O Comitê de Política Monetária do Banco Central (Copom) deve anunciar, nesta quarta-feira (5), um corte de 0,25 ponto percentual na taxa básica de juros, levando a Selic de 14,25% para 14% ao ano. A decisão já está amplamente precificada pelo mercado: segundo dados da B3, os contratos de Opções de Copom indicavam, em 31 de julho, 95% de probabilidade de redução, contra 6,4% de manutenção. Esse movimento representa uma inversão abrupta em relação ao cenário de 24 de junho, quando a manutenção aparecia com 57,9% das chances e o corte com 39%.
Comunicado será o foco das atenções
Com a decisão praticamente dada, os olhares se voltam para o comunicado que acompanha o anúncio. Analistas esperam que o texto traga pistas sobre o ritmo futuro dos cortes e o tom geral da política monetária. “Um corte de 0,50 ponto percentual seria uma surpresa relevante. Já a manutenção da taxa em 14,25% seria interpretada como uma decisão mais dura do que o esperado”, afirma Edgar Araújo, CEO da Azumi Investimentos.
Para Vitor Kayo, economista sênior da Nomad, o cenário mais provável é que o BC mantenha a porta aberta e adote uma postura dependente dos dados, sem sinalizar os próximos passos com clareza. Kayo cita um ambiente marcado por incertezas como a duração e a intensidade do conflito no Oriente Médio, o risco de um El Niño mais forte e o período eleitoral.
Dois pontos de atenção no comunicado
André Matos, CEO da MA7 Capital, destaca dois pontos que o mercado deve observar. O primeiro é se o comunicado indicará manutenção do ritmo de cortes ou se a decisão seguirá “reunião a reunião”. O segundo é se o texto soar mais cauteloso do que os dados de inflação atuais sugerem. Isso porque o horizonte perseguido pelo Copom é a expectativa de inflação para doze meses, que piorou na prévia de julho, subindo de 4,10% para 4,19%.

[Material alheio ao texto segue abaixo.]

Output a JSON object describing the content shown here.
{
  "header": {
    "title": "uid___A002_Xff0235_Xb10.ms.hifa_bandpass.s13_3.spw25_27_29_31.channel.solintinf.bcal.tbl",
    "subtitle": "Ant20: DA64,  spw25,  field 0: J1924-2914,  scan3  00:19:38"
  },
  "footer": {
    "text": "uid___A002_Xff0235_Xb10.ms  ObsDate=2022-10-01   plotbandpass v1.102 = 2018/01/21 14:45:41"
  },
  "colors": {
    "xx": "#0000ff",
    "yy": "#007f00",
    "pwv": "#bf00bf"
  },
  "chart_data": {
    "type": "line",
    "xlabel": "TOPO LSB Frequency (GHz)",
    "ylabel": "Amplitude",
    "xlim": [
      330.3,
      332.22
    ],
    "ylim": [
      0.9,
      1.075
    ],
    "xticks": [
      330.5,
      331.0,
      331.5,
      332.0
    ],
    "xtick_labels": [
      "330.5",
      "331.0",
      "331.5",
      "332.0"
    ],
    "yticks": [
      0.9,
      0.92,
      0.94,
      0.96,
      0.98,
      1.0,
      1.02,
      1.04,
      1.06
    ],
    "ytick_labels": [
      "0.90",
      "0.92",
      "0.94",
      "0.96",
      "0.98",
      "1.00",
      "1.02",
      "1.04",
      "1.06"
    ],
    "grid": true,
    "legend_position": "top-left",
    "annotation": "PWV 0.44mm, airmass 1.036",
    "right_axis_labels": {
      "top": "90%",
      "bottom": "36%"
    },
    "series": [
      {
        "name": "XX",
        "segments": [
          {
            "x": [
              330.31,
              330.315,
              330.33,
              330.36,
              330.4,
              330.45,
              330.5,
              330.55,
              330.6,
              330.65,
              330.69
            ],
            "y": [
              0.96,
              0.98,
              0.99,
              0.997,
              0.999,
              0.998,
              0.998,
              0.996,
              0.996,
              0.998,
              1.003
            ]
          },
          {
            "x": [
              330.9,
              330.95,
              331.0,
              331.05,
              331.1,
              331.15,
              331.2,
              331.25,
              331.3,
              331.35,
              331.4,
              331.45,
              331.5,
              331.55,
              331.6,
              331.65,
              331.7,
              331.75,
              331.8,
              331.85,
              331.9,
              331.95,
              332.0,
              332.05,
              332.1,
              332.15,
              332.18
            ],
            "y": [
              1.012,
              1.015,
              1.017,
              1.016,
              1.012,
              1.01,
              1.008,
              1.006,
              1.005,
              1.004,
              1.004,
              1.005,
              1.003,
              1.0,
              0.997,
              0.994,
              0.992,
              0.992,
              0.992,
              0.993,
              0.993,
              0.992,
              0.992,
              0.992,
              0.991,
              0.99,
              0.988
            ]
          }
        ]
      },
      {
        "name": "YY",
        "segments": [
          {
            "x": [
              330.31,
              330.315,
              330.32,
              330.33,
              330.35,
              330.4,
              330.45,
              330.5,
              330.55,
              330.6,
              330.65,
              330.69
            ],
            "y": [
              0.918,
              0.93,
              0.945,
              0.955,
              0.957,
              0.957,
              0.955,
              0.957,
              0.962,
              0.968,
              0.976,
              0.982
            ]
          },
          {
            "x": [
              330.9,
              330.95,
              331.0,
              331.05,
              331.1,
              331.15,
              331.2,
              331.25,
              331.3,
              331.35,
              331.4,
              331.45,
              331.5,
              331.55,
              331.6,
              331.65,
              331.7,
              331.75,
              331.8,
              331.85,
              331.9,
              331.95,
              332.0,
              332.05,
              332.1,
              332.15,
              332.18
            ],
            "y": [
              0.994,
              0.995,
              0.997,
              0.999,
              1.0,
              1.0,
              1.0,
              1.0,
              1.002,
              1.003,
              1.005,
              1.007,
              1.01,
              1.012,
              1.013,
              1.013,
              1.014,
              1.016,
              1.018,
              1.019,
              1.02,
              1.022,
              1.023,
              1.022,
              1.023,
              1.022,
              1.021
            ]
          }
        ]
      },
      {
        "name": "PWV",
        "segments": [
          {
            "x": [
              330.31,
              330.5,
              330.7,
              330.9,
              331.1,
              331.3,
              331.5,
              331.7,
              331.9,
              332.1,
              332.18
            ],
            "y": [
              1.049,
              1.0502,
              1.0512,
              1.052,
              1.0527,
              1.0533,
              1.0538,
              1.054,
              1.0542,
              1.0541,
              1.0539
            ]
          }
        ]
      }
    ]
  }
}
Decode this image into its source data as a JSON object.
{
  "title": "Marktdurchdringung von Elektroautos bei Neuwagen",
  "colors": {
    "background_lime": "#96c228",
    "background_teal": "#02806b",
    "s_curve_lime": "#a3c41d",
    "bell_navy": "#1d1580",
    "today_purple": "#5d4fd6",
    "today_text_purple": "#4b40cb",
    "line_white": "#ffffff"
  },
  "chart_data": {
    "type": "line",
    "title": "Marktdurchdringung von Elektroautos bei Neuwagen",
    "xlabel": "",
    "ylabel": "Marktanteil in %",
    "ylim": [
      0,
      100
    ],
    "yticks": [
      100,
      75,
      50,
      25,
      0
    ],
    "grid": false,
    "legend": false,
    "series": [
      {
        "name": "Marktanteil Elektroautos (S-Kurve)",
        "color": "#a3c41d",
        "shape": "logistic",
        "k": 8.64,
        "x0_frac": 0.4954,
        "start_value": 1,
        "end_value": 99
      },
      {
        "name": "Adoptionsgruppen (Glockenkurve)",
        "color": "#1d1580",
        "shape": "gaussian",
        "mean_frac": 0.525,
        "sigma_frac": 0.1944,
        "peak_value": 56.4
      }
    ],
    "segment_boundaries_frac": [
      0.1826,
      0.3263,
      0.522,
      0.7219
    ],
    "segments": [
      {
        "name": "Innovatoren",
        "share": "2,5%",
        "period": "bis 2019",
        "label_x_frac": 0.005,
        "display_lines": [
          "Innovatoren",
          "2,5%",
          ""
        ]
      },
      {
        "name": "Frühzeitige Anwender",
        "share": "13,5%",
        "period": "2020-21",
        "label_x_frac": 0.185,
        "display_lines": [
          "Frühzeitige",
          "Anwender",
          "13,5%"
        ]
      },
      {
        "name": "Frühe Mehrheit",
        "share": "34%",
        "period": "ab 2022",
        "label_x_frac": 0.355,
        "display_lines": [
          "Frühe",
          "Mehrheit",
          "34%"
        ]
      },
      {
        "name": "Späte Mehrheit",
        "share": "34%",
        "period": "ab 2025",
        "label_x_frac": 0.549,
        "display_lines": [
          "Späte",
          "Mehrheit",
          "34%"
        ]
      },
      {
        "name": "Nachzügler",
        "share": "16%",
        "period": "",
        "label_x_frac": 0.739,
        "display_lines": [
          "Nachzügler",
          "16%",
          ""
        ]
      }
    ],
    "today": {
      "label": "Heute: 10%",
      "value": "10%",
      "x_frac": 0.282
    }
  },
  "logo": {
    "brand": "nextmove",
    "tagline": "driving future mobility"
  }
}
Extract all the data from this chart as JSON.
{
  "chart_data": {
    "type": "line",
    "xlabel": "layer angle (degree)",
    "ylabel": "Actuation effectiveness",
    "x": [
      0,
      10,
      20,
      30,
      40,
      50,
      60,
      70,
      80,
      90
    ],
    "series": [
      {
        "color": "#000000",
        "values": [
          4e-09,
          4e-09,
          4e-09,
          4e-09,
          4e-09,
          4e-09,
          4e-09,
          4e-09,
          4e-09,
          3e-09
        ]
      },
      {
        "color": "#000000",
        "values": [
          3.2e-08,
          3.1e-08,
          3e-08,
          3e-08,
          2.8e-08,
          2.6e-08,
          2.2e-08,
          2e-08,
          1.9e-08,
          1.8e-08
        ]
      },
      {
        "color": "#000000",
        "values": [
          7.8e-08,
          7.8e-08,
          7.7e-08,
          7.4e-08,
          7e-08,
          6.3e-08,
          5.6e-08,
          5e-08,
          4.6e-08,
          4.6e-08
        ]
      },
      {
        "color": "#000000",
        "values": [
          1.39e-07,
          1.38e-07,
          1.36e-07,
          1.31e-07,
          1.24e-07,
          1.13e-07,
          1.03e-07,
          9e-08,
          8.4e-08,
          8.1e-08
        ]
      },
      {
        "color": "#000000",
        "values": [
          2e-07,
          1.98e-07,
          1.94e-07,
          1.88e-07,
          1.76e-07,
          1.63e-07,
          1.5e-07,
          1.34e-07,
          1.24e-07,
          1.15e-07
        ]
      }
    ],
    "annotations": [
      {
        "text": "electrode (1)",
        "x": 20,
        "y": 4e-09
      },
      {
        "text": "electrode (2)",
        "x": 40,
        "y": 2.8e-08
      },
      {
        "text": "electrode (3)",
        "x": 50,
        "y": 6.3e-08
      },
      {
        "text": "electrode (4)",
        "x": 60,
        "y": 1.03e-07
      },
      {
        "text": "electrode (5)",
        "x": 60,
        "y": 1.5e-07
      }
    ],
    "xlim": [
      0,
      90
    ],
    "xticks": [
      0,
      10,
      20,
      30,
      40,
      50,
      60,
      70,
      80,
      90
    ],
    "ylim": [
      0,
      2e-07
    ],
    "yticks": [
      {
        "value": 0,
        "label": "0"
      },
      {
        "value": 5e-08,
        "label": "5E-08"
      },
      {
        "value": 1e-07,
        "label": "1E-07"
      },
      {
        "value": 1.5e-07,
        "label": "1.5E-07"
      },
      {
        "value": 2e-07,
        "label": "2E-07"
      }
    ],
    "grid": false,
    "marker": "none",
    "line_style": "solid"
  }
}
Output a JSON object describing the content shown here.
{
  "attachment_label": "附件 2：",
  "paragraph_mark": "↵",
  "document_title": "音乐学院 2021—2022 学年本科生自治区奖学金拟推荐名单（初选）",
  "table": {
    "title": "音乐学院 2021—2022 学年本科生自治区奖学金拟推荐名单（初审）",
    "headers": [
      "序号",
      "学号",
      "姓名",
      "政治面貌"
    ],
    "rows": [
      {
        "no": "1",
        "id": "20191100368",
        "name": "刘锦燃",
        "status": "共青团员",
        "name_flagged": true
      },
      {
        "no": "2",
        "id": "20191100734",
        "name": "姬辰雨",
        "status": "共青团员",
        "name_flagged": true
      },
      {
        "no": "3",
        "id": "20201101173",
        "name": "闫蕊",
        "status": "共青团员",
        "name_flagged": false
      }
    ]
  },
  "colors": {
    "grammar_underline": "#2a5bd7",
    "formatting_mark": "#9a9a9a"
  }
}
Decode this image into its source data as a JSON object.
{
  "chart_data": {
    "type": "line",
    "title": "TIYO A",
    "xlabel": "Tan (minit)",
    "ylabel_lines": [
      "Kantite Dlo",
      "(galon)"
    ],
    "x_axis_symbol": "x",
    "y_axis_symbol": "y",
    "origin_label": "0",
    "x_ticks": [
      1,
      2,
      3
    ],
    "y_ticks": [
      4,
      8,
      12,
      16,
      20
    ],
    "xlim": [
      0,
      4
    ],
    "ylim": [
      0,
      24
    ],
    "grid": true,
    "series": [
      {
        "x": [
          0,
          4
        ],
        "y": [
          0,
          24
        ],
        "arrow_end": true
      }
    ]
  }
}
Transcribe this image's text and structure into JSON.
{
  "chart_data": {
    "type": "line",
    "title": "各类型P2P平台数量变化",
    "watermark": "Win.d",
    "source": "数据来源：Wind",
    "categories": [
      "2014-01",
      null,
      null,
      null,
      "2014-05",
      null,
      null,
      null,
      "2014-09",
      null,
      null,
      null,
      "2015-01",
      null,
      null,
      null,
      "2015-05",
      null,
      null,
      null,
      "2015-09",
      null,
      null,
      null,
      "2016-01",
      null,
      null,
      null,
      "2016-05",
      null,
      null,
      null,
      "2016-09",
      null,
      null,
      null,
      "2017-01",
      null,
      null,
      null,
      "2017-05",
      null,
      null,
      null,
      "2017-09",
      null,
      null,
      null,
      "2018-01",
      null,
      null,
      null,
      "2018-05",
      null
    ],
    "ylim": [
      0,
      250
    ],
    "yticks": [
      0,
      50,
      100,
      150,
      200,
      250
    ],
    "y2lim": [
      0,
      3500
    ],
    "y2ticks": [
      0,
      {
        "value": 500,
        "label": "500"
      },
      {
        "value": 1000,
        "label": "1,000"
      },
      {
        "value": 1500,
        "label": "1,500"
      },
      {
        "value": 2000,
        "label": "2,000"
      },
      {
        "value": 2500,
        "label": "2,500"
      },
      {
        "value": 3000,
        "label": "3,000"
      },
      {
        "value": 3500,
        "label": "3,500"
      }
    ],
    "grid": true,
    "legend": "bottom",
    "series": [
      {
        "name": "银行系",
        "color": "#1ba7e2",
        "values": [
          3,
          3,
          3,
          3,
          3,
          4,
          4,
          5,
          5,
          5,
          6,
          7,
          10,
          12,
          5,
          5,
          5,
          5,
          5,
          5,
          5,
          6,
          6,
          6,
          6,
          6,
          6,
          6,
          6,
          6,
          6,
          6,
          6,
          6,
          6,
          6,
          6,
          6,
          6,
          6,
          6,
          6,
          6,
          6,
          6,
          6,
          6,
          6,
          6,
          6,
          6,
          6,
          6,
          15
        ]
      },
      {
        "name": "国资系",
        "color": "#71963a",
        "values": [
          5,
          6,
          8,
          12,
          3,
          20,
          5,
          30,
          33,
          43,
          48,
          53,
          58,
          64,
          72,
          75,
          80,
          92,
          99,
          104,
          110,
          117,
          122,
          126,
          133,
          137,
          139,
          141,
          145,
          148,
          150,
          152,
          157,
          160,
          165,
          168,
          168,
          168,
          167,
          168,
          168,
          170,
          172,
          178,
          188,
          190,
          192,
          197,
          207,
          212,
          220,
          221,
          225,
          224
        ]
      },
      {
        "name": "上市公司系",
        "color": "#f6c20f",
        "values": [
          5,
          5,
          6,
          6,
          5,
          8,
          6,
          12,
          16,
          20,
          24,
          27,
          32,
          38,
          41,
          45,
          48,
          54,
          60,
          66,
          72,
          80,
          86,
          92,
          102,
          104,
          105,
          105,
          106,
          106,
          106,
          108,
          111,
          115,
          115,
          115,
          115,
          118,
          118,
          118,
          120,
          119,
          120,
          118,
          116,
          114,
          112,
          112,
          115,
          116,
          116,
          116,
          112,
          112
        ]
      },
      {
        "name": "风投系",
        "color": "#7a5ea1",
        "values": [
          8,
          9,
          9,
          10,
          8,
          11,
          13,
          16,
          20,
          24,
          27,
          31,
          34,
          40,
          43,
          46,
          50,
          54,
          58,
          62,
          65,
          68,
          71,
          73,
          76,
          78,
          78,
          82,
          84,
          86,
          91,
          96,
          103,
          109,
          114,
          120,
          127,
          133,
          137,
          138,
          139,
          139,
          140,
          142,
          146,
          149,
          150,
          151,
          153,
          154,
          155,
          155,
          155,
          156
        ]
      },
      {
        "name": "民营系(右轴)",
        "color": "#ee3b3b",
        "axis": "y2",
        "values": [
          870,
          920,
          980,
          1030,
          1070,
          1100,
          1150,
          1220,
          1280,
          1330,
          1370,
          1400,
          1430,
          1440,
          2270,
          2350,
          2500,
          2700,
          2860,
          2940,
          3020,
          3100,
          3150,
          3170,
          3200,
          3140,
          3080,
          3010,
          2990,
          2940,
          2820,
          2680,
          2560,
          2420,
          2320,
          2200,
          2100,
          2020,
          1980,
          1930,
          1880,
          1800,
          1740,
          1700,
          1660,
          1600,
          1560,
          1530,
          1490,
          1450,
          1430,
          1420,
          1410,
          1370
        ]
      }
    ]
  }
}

Josias Bento, especialista em investimentos e sócio da GT Capital, ressalta que o aspecto mais importante é a coerência do comunicado com a decisão e, posteriormente, com a ata. Ele aponta que a projeção de curto prazo, o maior controle do dólar e a atividade econômica mais moderada estão no centro das atenções. “O mercado tende a ser coerente com a decisão, se vier mais dovish com um corte de juros. Se vierem sinalizações de novos cortes, acredito que o mercado vai acordar de mau humor na quinta-feira, com tantos riscos macroeconômicos à vista, mais uma eleição e uma incerteza fiscal muito latente”, diz.
Reação do mercado
Caso o comunicado venha com expectativas de novos cortes, Sidney Lima, da Ouro Preto Investimentos, vê possibilidade de fechamento da curva de juros e favorecimento de ativos domésticos. Por outro lado, uma visão mais cautelosa, que mencione riscos fiscais, inflação ou cenário externo, poderia levar o mercado a reduzir apostas em novos cortes, pressionando os ativos.
André Matos adverte que as taxas dos títulos públicos já caíram em todos os prazos, indicando que o mercado se posicionou para o cenário favorável. “Isso deixa o risco assimétrico. Se o comunicado vier mais duro, o normal é ver os juros futuros subindo de volta, e em junho foi exatamente isso: o corte veio como esperado e o texto deixou aberta a possibilidade de pausa”, afirma.
Edgar Araújo também considera que a sinalização de continuidade de cortes pode causar reação positiva para a Bolsa, especialmente em setores mais sensíveis aos juros, além de provocar queda nas taxas futuras. Marcos Bassani, professor, especialista em investimentos e sócio-fundador da Boa Brasil Capital, concorda: “Se o comitê aproveitar o alívio nos dados para sinalizar espaço para cortes mais rápidos ou maiores adiante, isso seria uma surpresa e poderia derrubar mais os juros futuros, impulsionar o Ibovespa, principalmente em setores dependentes de crédito e consumo interno, e valorizar prefixados e papéis atrelados à inflação”.
No entanto, Bassani ressalta que, se o corte já precificado vier acompanhado do discurso cauteloso “de sempre”, a reação deve ser discreta, já que é o que o mercado espera. Ele também observa um movimento forte no câmbio motivado pela decisão em si, já que o real parece mais amarrado ao desenrolar da tensão entre Estados Unidos e Irã e ao petróleo do que ao diferencial de juros.